Lastly, the A Level results day. How I would hate to be receiving my results right now. It is absolutely beyond me how the government would decide that grades will have to be altered based on their socioeconomic backgrounds and status of their school. Reading an article from the Guardian and other sources online, such as Instagram, those with lower socioeconomic backgrounds were the most likely to have the grades put forward by their teachers overruled. Private schools benefited the most, with 49% of entries receiving an A grade or above (increased by 4.7% between 2019-2020, the biggest increase out of every centre type), whilst comprehensive schools only has 22% of students achieving an A or above.

Let’s start with the blatantly obvious problem: who’s to say that someone, who may come from the most disadvantaged background possible, can’t be incredibly smart? I’m sure those with disadvantaged backgrounds worked incredibly hard, maybe even harder, than some of those in independent schools, all to have their grades altered because of their backgrounds? What sort of discrimination is this? It makes zero sense and I’m shocked that the government were even allowed to do this.

Problem number two is that I feel that the teacher’s grades may be the most representative, so there was no need for government input. Although there is a chance of teachers marking higher for the benefit of school statistics, or teachers marking higher based on class favourites, I think teachers know a student best, and, with evidence of previous exams and classwork grades, an average grade could have been presented with no input necessary from the government.
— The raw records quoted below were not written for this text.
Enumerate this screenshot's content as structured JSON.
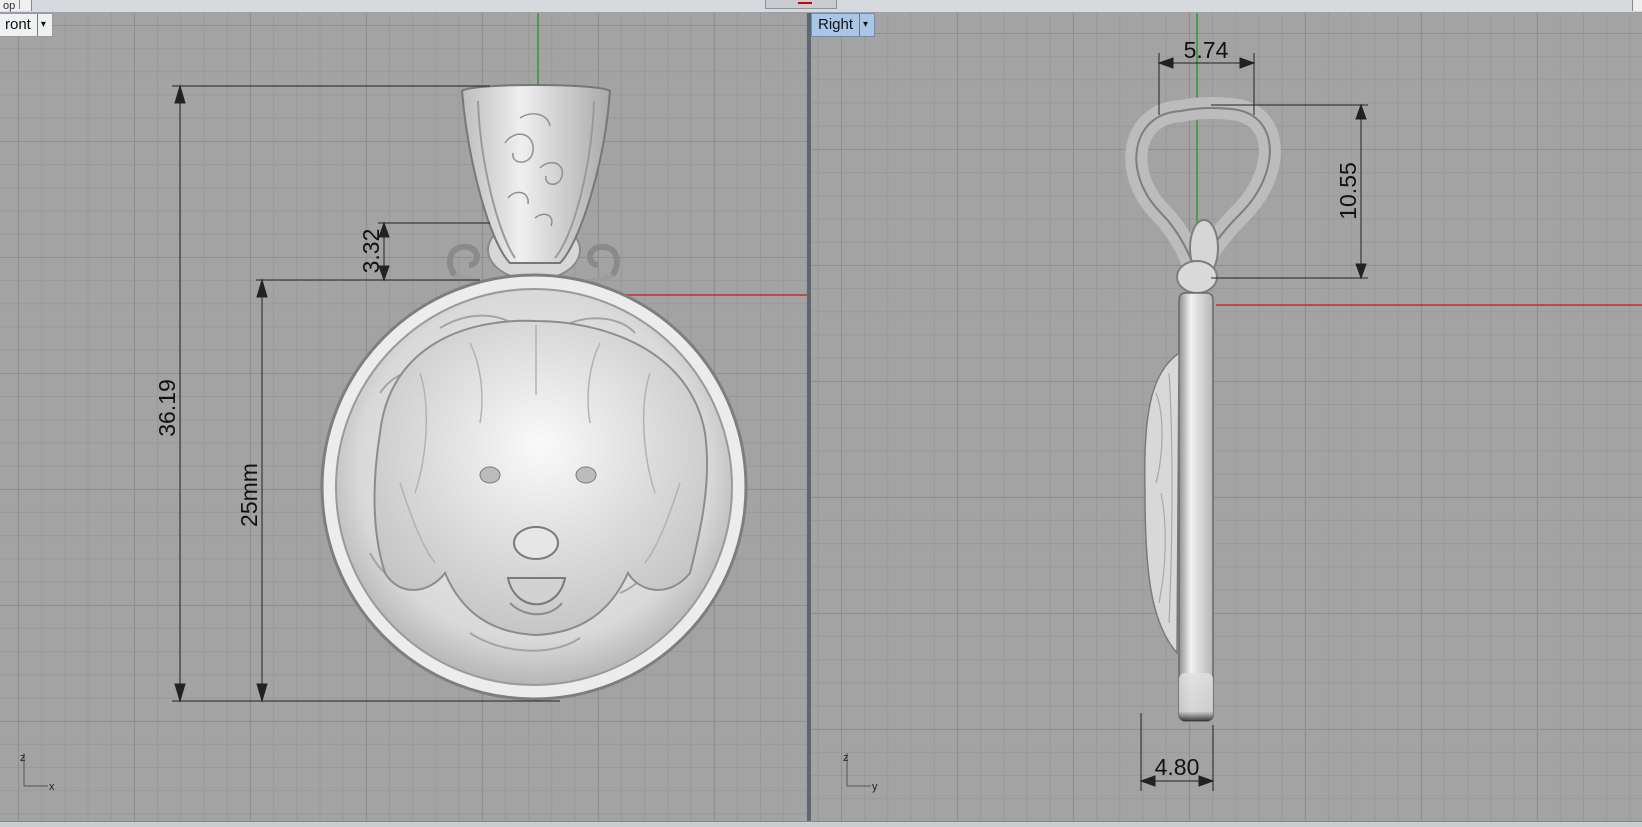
{
  "top_tab": {
    "label": "op"
  },
  "viewports": {
    "front": {
      "label": "ront",
      "dimensions": {
        "overall_height": "36.19",
        "disc": "25mm",
        "bail_gap": "3.32"
      },
      "axes": {
        "vertical": "z",
        "horizontal": "x"
      }
    },
    "right": {
      "label": "Right",
      "dimensions": {
        "bail_width": "5.74",
        "bail_height": "10.55",
        "thickness": "4.80"
      },
      "axes": {
        "vertical": "z",
        "horizontal": "y"
      }
    }
  },
  "colors": {
    "x_axis": "#c03030",
    "z_axis": "#2e9a2e",
    "grid_major": "#8f8f8f",
    "grid_minor": "#999999",
    "active_label": "#a9c6e6"
  }
}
A suggestion I would have put in place from the beginning is that I actually think it was more than possible for students to sit their exams. Correct me if I’m wrong, but the tables are already distanced to stop cheating, but schools could have distanced further, used multiple spaces and sent students in one by one, cleaning desks after every exam. I genuinely believe exams could have been sat, although I’m aware they missed out on a lot of teaching, so this would have been harder and would have come with its problems.

My final issue with the A Level results is how it impacts their future. At that age, A Level results mean a great deal: it affects their university applications (it’s up to individual universities how they choose to accept, but I have seen many step up to help out students and be more lenient), their apprenticeship placements and their job prospects, which oftentimes require a minimum grade. These results affect many factors of their lives currently, and it’s completely unfair that this is the way the government have decided to handle this situation amidst the COVID-19 pandemic.

It is my opinion that students really have had the wrong end of the stick during this pandemic, and honestly I think that’s an understatement. No government is going to be perfect, but I believe these situations could have been handled a lot better and the government should stop hurting student’s futures.